The photograph lies in front of Jason on the table. Taken in the Black Bridge long ago. In the days before pancetta and sourdough bread.
The gang, just like it was yesterday. Laughing away like trouble wasn’t around the next corner.
Ever since he sat down, Jason has been trying to work out exactly where in the pub Tony Curran had shot that drug dealer who was down from London, trying his luck in sleepy Fairhaven. In about 2000, was it? It was hard because they had moved a wall, but he thinks perhaps it was by the reclaimed fireplace with the locally sourced logs.
“Coffee, sir?” The waitress. Jason orders a flat white.
He remembers that the bullet had gone through the guy’s stomach, straight through the paper-thin wall, and out into the car park, where it went through the front wing of Turkish Johnny’s Cosworth RS500. Johnny was gutted, you could see it, but it was Tony, so what could he do?
Turkish Johnny. Jason has been thinking about him a lot. He is sure Johnny had taken the photograph that had been left by the body. Always had that camera with him. Did the police know? Had Johnny come back to town? Had Bobby Tanner come back? Was Jason next on their list?
The boy Tony shot had died in the end. They had often come down from London in those days. Sometimes South London, sometimes North. Gangs looking to expand, to find soft new markets.
The waitress brings his flat white. With an almond biscotti.

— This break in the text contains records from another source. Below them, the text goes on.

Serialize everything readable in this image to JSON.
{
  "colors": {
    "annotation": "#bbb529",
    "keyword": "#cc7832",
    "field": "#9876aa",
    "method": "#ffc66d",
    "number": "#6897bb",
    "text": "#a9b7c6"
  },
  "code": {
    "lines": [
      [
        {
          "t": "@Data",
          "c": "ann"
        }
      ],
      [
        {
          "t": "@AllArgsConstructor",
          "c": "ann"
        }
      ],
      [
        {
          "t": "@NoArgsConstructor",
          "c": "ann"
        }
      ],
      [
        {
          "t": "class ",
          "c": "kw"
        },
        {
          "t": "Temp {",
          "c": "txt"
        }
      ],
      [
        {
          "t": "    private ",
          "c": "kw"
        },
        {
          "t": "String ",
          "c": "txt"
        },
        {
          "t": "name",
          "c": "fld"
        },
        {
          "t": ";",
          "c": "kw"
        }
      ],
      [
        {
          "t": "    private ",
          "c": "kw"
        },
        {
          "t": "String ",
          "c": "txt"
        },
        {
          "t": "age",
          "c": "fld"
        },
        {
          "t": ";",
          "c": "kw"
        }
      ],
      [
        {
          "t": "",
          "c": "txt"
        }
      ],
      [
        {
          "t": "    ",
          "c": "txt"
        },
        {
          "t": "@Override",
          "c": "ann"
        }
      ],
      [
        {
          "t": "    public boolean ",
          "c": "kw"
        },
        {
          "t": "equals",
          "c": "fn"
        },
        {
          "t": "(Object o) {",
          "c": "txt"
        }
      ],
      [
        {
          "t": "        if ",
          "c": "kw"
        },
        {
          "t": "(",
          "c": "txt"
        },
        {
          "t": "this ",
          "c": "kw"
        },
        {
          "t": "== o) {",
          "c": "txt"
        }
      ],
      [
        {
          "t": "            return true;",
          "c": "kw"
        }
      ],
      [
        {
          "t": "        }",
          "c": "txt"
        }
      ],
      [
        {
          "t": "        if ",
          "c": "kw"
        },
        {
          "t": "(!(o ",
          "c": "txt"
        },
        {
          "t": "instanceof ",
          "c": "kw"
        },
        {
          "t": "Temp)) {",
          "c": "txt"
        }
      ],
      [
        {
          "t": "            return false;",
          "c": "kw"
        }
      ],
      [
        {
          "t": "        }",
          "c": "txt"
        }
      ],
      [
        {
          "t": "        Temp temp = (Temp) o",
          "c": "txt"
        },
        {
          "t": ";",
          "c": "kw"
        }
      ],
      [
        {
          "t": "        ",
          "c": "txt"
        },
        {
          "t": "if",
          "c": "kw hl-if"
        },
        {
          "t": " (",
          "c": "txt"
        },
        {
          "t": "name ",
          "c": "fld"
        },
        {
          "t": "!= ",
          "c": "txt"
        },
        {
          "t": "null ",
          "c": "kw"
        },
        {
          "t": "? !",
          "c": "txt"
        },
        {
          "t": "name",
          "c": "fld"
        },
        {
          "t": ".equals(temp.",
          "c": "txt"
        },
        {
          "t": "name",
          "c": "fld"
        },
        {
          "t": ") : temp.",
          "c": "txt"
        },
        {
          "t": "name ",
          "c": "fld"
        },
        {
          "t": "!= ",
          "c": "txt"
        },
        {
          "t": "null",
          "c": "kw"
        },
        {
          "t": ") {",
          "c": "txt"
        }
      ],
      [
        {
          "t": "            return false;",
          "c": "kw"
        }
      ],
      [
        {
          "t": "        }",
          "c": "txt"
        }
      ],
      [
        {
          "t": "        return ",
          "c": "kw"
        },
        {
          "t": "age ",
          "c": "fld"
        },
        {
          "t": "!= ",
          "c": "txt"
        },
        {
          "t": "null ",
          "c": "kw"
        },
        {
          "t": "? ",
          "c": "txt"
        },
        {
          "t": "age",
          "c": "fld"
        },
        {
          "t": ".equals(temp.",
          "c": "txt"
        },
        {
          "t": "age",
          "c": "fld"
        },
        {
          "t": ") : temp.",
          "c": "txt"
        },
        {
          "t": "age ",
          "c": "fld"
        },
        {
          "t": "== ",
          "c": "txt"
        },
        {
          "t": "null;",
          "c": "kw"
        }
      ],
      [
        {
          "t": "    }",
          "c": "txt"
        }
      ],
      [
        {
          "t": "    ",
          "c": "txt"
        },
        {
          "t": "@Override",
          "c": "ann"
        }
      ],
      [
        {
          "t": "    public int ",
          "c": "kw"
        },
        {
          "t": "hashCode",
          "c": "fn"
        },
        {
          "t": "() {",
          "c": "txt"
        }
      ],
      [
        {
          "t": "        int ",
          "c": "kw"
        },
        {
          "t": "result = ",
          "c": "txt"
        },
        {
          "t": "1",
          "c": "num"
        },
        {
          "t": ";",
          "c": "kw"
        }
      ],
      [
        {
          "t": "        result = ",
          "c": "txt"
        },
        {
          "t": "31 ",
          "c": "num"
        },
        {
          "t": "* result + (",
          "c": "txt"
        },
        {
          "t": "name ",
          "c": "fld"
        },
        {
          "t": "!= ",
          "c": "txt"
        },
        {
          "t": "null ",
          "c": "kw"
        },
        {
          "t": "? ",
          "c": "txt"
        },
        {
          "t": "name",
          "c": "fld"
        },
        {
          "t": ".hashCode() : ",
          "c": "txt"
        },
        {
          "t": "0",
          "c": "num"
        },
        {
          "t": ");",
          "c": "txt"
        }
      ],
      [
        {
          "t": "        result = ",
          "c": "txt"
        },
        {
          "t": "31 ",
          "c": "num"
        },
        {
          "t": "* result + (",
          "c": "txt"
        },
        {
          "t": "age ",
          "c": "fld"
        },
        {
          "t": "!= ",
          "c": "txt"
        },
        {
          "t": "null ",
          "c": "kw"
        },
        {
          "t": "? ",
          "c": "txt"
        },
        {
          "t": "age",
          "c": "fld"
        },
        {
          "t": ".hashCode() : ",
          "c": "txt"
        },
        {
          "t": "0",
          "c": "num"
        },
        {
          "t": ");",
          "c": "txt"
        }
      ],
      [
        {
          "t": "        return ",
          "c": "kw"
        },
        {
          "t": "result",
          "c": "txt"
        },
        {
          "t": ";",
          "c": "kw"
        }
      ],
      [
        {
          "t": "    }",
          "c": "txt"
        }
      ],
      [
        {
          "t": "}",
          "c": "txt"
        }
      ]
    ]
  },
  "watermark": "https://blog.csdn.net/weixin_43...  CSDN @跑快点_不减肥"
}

Jason still remembers the boy Tony had shot. He was only a kid. He’d offered a wrap of coke to Steve Ercan in the Oak on the seafront. Steve Ercan was a Cypriot lad, used to hang around on the fringes of the gang, never liked to get involved but was loyal. Owned a gym now. Steve Ercan had set him up, told the young drug dealer to try his luck at the Black Bridge. Which the boy had done, before quickly realizing his luck was out.
He was bleeding a lot, Jason remembers that, and it wasn’t fun, he remembers that too. Thinking back, the kid must have been about seventeen, which seems young now but didn’t at the time. Someone put him in Bobby Tanner’s old British Telecom van, and a cabbie Tony liked to use in this sort of situation drove him out to theWELCOME TO FAIRHAVENsign on the A2102 and dumped him there. That’s where they found him the next morning. Too late for the boy, he was long dead, but he’d known therisks. The cabbie got shot too, because Tony thought you could never be too careful.
That had been the end of things for Jason. The end of it for all of them, really. It was no longer young men making money, friends having fun, pretending to be Robin Hood or whatever he had thought it was at the time. It was bullets, and dead bodies, and police, and grieving parents. He’d been an idiot. He’d spotted it all too late.